FinalplantainhollowI promised I'd check back as I looked to perfect the plantain crusted goat cheese dish.  You may have read the first edition already, where I discuss how I recently came up with this idea.     While I loved the flavors behind the original dish I made, I couldn't crack the presentation - I needed to find a better plantain to goat cheese ratio for each bite.

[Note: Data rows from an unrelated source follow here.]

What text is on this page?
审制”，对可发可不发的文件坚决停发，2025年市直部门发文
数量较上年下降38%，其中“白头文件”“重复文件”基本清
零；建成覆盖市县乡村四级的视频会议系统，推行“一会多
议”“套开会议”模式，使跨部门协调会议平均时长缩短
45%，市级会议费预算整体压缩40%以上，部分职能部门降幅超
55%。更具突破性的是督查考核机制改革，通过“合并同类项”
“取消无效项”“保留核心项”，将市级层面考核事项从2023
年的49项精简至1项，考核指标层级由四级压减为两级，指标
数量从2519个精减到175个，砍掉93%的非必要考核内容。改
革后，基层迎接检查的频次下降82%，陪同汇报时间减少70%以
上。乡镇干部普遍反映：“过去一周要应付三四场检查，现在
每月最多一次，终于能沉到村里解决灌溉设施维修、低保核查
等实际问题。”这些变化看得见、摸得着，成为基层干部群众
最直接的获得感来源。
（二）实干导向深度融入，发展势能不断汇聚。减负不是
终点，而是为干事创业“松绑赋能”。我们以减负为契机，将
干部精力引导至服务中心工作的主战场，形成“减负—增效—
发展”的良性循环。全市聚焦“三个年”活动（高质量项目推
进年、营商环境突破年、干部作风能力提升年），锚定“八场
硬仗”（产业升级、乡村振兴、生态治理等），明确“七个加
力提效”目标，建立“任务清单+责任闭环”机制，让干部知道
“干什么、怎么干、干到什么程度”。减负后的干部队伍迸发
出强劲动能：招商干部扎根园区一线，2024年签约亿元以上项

The solution came to me randomly while walking home from work the other day.  I'd cut long chunks of the ripe plantain while raw.  With a long sharp knife tip, I turned the plantain chunk on its end and created a hole through the entire piece.  I stuffed the hole with a mixture of goat cheese, chopped rosemary, olive oil, salt and pepper. The best way to get the cheese into the plantain was to push the cheese mixture into a single corner of a small ziplock bag.  After rolling the bag tight into a pastry bag shape, I clipped the corner of the bag with scissors and piped the cheese through the hole and into the plantain. 
Plantainwhole

I did this for an entire plantain and stuffed the pieces back inside the plantain skin and re-wrapped  it as if it were back in its original state.  I roasted the plantain at 300 for about 25 minutes until soft and firm.  The skin keeps the plantain soft and avoids letting the pieces dry out.  I placed a small plantain chip on the rim of each piece of plantain.  You can thinly slice and fry unripe green plantains or you can buy a bag at your local bodega.  The balsamic reduction is as described in my original post  - it adds a sweet acidic tang that rounds out the flavors of the creamy goat cheese and sweet plantain. 

The pieces of plantain were small enough that a person could eat a whole piece at once - it becomes a flavorful explosion of tastes and textures within a single, large bite.    I may have to add this to my canape arsenal - the addition of rosemary and the crunchy plantain chip take the original idea to another level.